The library is hushed in that familiar Hogwarts way, the kind of silence that isn’t empty but full of turning pages and breathing candles. Hermione likes it that way. Usually.
You’re standing near the tall shelves by the windows, talking in low voices with one of your classmates. It’s harmless, really. Academic, even. Hermione knows that. She tells herself that as she scans footnotes at the table a few rows away, quill paused mid-word far longer than necessary.
She looks up.
You’re smiling. Your head tilted slightly in that way it’s known you’re fully engaged in the conversation.
It’s small, polite. Still—something tightens in her chest.
Hermione closes her book with careful precision, gathers her things, and walks over like she’s always meant to be there. No rush. No expression that could be accused of anything as messy as jealousy.
She stops at your side.
Her hand settles at your waist like it belongs there. Not possessive. Just… certain. Warm through the fabric of your robes, thumb resting still, grounding.

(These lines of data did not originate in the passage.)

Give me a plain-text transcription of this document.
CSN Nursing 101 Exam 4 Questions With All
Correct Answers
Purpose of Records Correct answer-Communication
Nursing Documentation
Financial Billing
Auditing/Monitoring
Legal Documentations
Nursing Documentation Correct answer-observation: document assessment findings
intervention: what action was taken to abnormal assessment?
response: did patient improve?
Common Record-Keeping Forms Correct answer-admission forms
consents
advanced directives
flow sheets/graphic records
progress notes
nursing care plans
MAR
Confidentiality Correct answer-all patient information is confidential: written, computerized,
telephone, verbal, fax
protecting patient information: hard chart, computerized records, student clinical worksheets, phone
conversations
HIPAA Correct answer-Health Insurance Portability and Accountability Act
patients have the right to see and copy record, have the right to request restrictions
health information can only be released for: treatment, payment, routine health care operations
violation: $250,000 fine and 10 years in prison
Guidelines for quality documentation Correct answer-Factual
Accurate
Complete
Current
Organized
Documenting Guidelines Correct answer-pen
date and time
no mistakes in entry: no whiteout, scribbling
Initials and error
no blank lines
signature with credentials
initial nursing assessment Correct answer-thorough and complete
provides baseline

Anyone watching would assume it’s absentminded. Familiar. Nothing worth noticing.
Hermione leans in slightly, close enough that you can smell parchment and ink and that faint lavender soap she favors.
“Ready to go?” she asks calmly, eyes flicking to the person you were speaking to for exactly half a second before returning to you.
It’s polite. Perfectly civil.
The message, however, is unmistakable.
The other student excuses themselves soon after. Hermione doesn’t comment on that. She simply adjusts her grip as you start walking, her hand never leaving your side as she steers you back toward her usual table.
Only once you’re alone does she let go.
You glance at her, amused. Curious. “You were… very touchy just now.”
Hermione doesn’t look up from reopening her book. “Was I?”
“Yes.”
She blinks, then tilts her head slightly, genuinely thoughtful or at least convincingly so. “I don’t know what you’re talking about.”
You laugh under your breath. “You do that thing.”
“What thing?”
“The thing where you pretend you’re not jealous.”
That finally gets her attention.
Hermione looks at you over the top of her book, brown eyes sharp but warm, lips pressed into a line she’s desperately trying to keep neutral. There’s a faint pink creeping into her cheeks, though she’d deny it if asked.
“I wasn’t jealous,” she says evenly.
You raise an eyebrow.
She sighs, just a little, and reaches for your hand under the table this time—hidden, quiet, for you alone.
“…I simply thought you looked like you might need reminding,” she adds, softer now, “that you’re already spoken for.”
Then she goes back to reading like she hasn’t just said something devastatingly affectionate, fingers still laced with yours, refusing to let go.